Here's how Moyar tells that story: "The nation's leader, the eccentric Sukarno, was flirting with the Communists.... Bolstered by quiet financial and moral support from the Americans, anti-Communist generals under the leadership of General Suharto ultimately took over the government. With a brutality that claimed hundreds of thousands of lives, the anti-Communists wiped out the huge Indonesian Communist Party," the PKI. "A new and long friendship between Indonesia and the United States thus took form.... This vital domino, tipping precariously, was transformed into a huge boulder standing squarely in the path of Chinese and North Vietnamese expansionism."

Here, on the other hand, is how the CIA summarized these events--in which possibly 1 million people died, most having nothing to do with Communism, some whose only crime was being ethnically Chinese: "In terms of the numbers killed the anti-PKI massacres in Indonesia rank as one of the worst mass murders of the 20th century."

It was a genocide. Moyar is wistful for it, and right-wing intellectuals have embraced him. Finally someone has told the truth.

Moyar, in short, occupies a moral black hole, and conservatives are glad to join him there. And yet, in his own confused way, Moyar is also onto something. Americans, even "neoconservative" ones, are prone to liberal sentimentalizing about the possibility of "good" wars. But war is not good. War is the attempt of one group to violently impose its will on another. Fields of blood and fire are no kind of workshop for Jeffersonian democracy.

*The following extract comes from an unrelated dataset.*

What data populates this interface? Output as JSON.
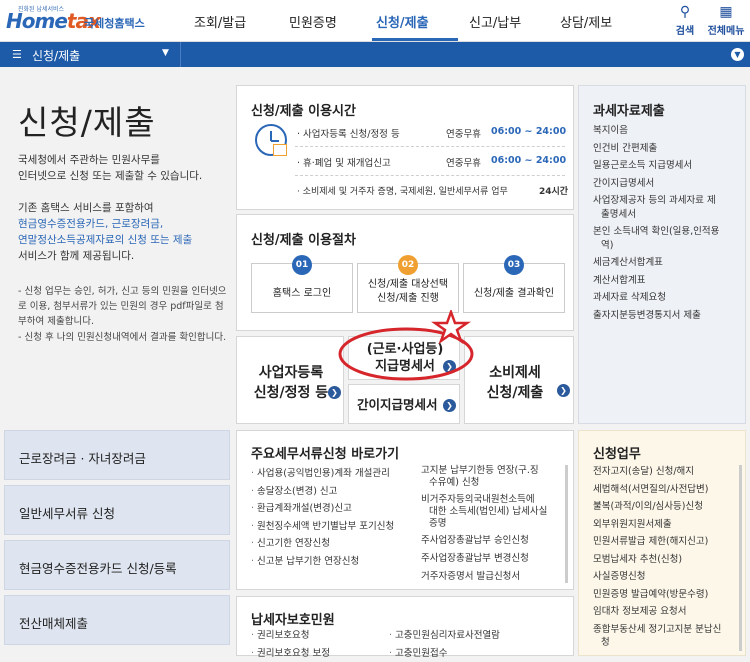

Question: What does the rightwing love so much that it doesn't even mind using leftwing rhetoric and argument (as long as such tactics produce the result intended: more of what they want)?

Answer: Not racism, not Jesus, not Israel, not fetuses, not even top-down class warfare. These things are important to the rightwing, but at the top of their hierarchy of values is war -- specifically, ideological, nation-transforming and -mobilizing total war, a "long war."